Animation/comics writer and voice director Mark Evanier sounds off on this topic, saying he thinks Lincoln probably sounded like Green Acres’ TV star Pat Buttram:
Far be it from me to quibble with Lincoln scholars…but I’m quite sure I remember reading or hearing somewhere the opinion of poet-historian Carl Sandburg on the subject. Sandburg, of course, never heard Lincoln speak having been born in 1878. But I’m certain he said somewhere that his research had led him to conclude that Lincoln sounded very much like the late Pat Buttram.

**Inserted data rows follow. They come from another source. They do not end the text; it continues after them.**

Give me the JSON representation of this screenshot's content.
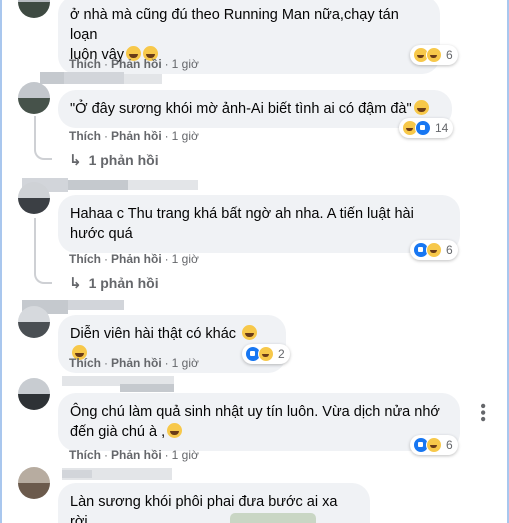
{
  "actions": {
    "like": "Thích",
    "reply": "Phản hồi",
    "sep": "·"
  },
  "comments": [
    {
      "text": "ở nhà mà cũng đú theo Running Man nữa,chạy tán loạn\nluôn vậy",
      "time": "1 giờ",
      "reactions": [
        "haha",
        "haha"
      ],
      "count": "6",
      "replies": ""
    },
    {
      "text": "\"Ở đây sương khói mờ ảnh-Ai biết tình ai có đậm đà\"",
      "time": "1 giờ",
      "reactions": [
        "haha",
        "like"
      ],
      "count": "14",
      "replies": "1 phản hồi"
    },
    {
      "text": "Hahaa c Thu trang khá bất ngờ ah nha. A tiến luật hài\nhước quá",
      "time": "1 giờ",
      "reactions": [
        "like",
        "haha"
      ],
      "count": "6",
      "replies": "1 phản hồi"
    },
    {
      "text": "Diễn viên hài thật có khác",
      "time": "1 giờ",
      "reactions": [
        "like",
        "haha"
      ],
      "count": "2",
      "replies": ""
    },
    {
      "text": "Ông chú làm quả sinh nhật uy tín luôn. Vừa dịch nửa nhớ\nđến già chú à ,",
      "time": "1 giờ",
      "reactions": [
        "like",
        "haha"
      ],
      "count": "6",
      "replies": ""
    },
    {
      "text": "Làn sương khói phôi phai đưa bước ai xa rời",
      "time": "",
      "reactions": [],
      "count": "",
      "replies": ""
    }
  ],
  "more_icon": "more-horizontal-icon",
  "colors": {
    "bubble": "#f0f2f5",
    "meta": "#65676b",
    "like": "#1877f2",
    "haha": "#f7c84a"
  }
}
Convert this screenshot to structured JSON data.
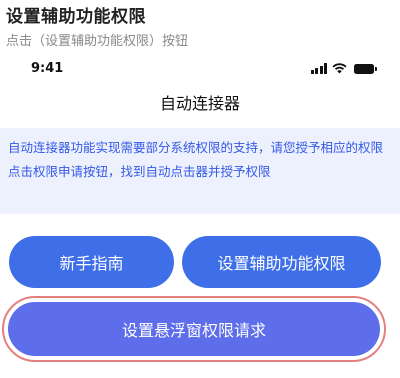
{
  "step": {
    "title": "设置辅助功能权限",
    "instruction": "点击（设置辅助功能权限）按钮"
  },
  "status_bar": {
    "time": "9:41",
    "icons": [
      "signal-icon",
      "wifi-icon",
      "battery-icon"
    ]
  },
  "app": {
    "title": "自动连接器",
    "notice": {
      "line1": "自动连接器功能实现需要部分系统权限的支持，请您授予相应的权限",
      "line2": "点击权限申请按钮，找到自动点击器并授予权限"
    },
    "buttons": {
      "guide": "新手指南",
      "accessibility": "设置辅助功能权限",
      "overlay": "设置悬浮窗权限请求"
    }
  },
  "colors": {
    "primary_button": "#3e6fe8",
    "highlighted_button": "#5e6eea",
    "highlight_ring": "#e3807f",
    "notice_background": "#edf1fd",
    "notice_text": "#3559e6"
  }
}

You all remember Pat Buttram, perhaps as Gene Autry’s sidekick, perhaps as Mr. Haney on the TV series, Green Acres. He was a lovely, funny man and I had the pleasure of directing him a half-dozen times for his recurring role on Garfield and Friends. In fact, I once asked him about the Sandburg remark and he said he’d heard it, too. Pat had a squeaky voice filled with highs and lows, often at different ends of the same word, and he said, “People would never believe ol’ Honest Abe sounded like me.”